Why hasn't CXMT brought cheaper DDR5?
At Computex 2026, multiple module makers confirmed that CXMT's DDR5 procurement price is roughly on par with the big three — no significant discount materialized.
Earlier reports of CXMT DDR5 modules selling for as low as $138 were described by vendors as short-term promotions or limited-quantity offers, not standard market pricing.
This means → the expectation that CXMT's ramp would meaningfully push down consumer DDR5 prices is, for now, too optimistic.
How can CXMT charge this much?
Driven by AI demand, Samsung, SK Hynix, and Micron have shifted heavy capacity toward HBM — high-bandwidth memory built specifically for AI chips — leaving mainstream DDR5 supply persistently tight.
In plain terms = the majors are busy making premium memory for AI; nobody wants to produce extra mainstream DDR5, so CXMT, as a new supplier, ends up with stronger pricing power.
This reflects a structural shift in the DRAM market: CXMT didn't get stronger — mainstream DDR5's supply side simply opened a gap.
Why do module makers still pick CXMT?
The big three, while prioritizing AI orders, often require customers to prepay to lock in extra supply and impose strict penalty clauses on future orders.
CXMT has not adopted equally punitive terms, making it more attractive to module makers seeking to reduce supply-chain constraints.
This means → CXMT's selling point has shifted from "cheaper" to "reliably available" — when prices are similar, whichever supplier's stock is easier to secure wins.
Where does CXMT's technology stand?
Its DDR5 tops out at 8,000 MT/s; server-grade RDIMMs — registered memory modules built for servers — are in mass production.
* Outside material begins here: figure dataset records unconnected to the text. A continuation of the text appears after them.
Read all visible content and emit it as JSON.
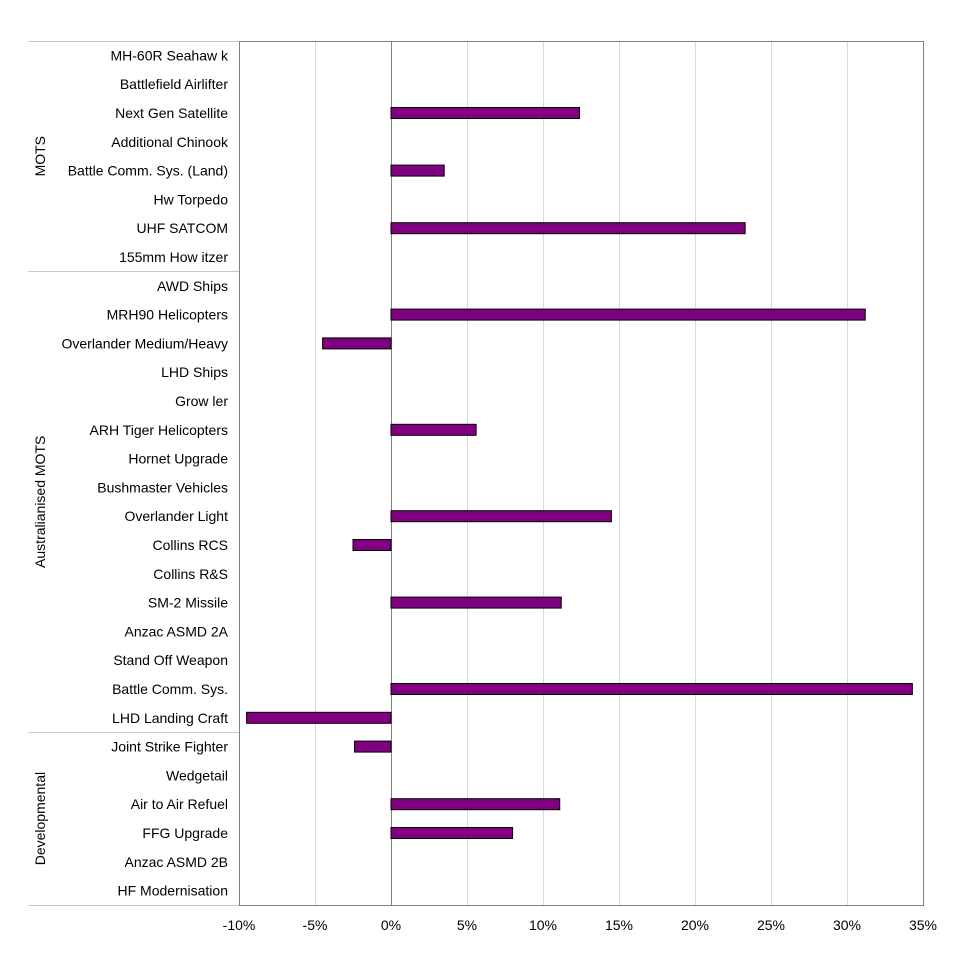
{
  "chart_data": {
    "type": "bar",
    "orientation": "horizontal",
    "categories": [
      "MH-60R Seahaw k",
      "Battlefield Airlifter",
      "Next Gen Satellite",
      "Additional Chinook",
      "Battle Comm. Sys. (Land)",
      "Hw Torpedo",
      "UHF SATCOM",
      "155mm How itzer",
      "AWD Ships",
      "MRH90 Helicopters",
      "Overlander Medium/Heavy",
      "LHD Ships",
      "Grow ler",
      "ARH Tiger Helicopters",
      "Hornet Upgrade",
      "Bushmaster Vehicles",
      "Overlander Light",
      "Collins RCS",
      "Collins R&S",
      "SM-2 Missile",
      "Anzac ASMD 2A",
      "Stand Off Weapon",
      "Battle Comm. Sys.",
      "LHD Landing Craft",
      "Joint Strike Fighter",
      "Wedgetail",
      "Air to Air Refuel",
      "FFG Upgrade",
      "Anzac ASMD 2B",
      "HF Modernisation"
    ],
    "values": [
      0,
      0,
      12.4,
      0,
      3.5,
      0,
      23.3,
      0,
      0,
      31.2,
      -4.5,
      0,
      0,
      5.6,
      0,
      0,
      14.5,
      -2.5,
      0,
      11.2,
      0,
      0,
      34.3,
      -9.5,
      -2.4,
      0,
      11.1,
      8.0,
      0,
      0
    ],
    "groups": [
      {
        "name": "MOTS",
        "start": 0,
        "end": 7
      },
      {
        "name": "Australianised MOTS",
        "start": 8,
        "end": 23
      },
      {
        "name": "Developmental",
        "start": 24,
        "end": 29
      }
    ],
    "xlim": [
      -10,
      35
    ],
    "xticks": [
      -10,
      -5,
      0,
      5,
      10,
      15,
      20,
      25,
      30,
      35
    ],
    "tick_suffix": "%",
    "grid": true,
    "colors": {
      "bar": "#800080",
      "bar_border": "#000000",
      "grid": "#d9d9d9",
      "frame": "#808080",
      "zero_line": "#808080"
    }
  }
}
CXMT has also started shipping MRDIMMs and demonstrated LPDDR5X (low-power memory for phones and tablets) at up to 10,667 Mbps, approaching early LPDDR6 specs.
But newer high-end formats like CUDIMM, CQDIMM, and CSODIMM, plus AI-critical HBM, remain dominated by the big three.
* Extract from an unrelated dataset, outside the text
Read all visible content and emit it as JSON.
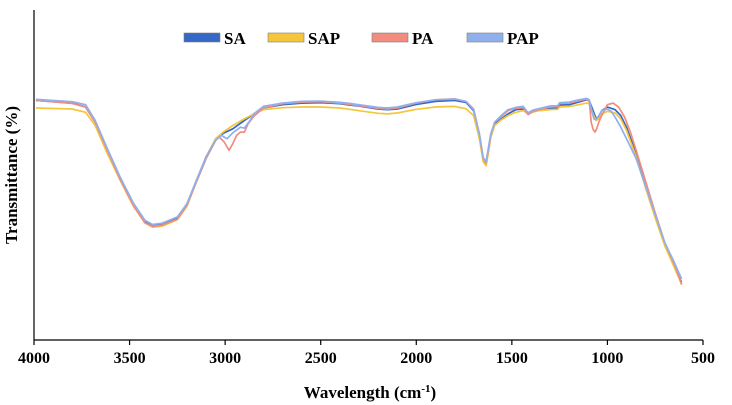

U.S. export controls on advanced semiconductor equipment continue to constrain CXMT's pace in capacity expansion and yield improvement.
Where will CXMT's DDR5 ship first?
Several vendors are validating CXMT DDR5 dies in modules, initially for entry-level products.
These modules are expected to launch in China first, with a gradual move into global supply chains as die quality improves.
In plain terms = CXMT's playbook is to secure its home market and start at the mid-to-low end — the high end and overseas expansion still need time.
Content is for reference only, not financial advice.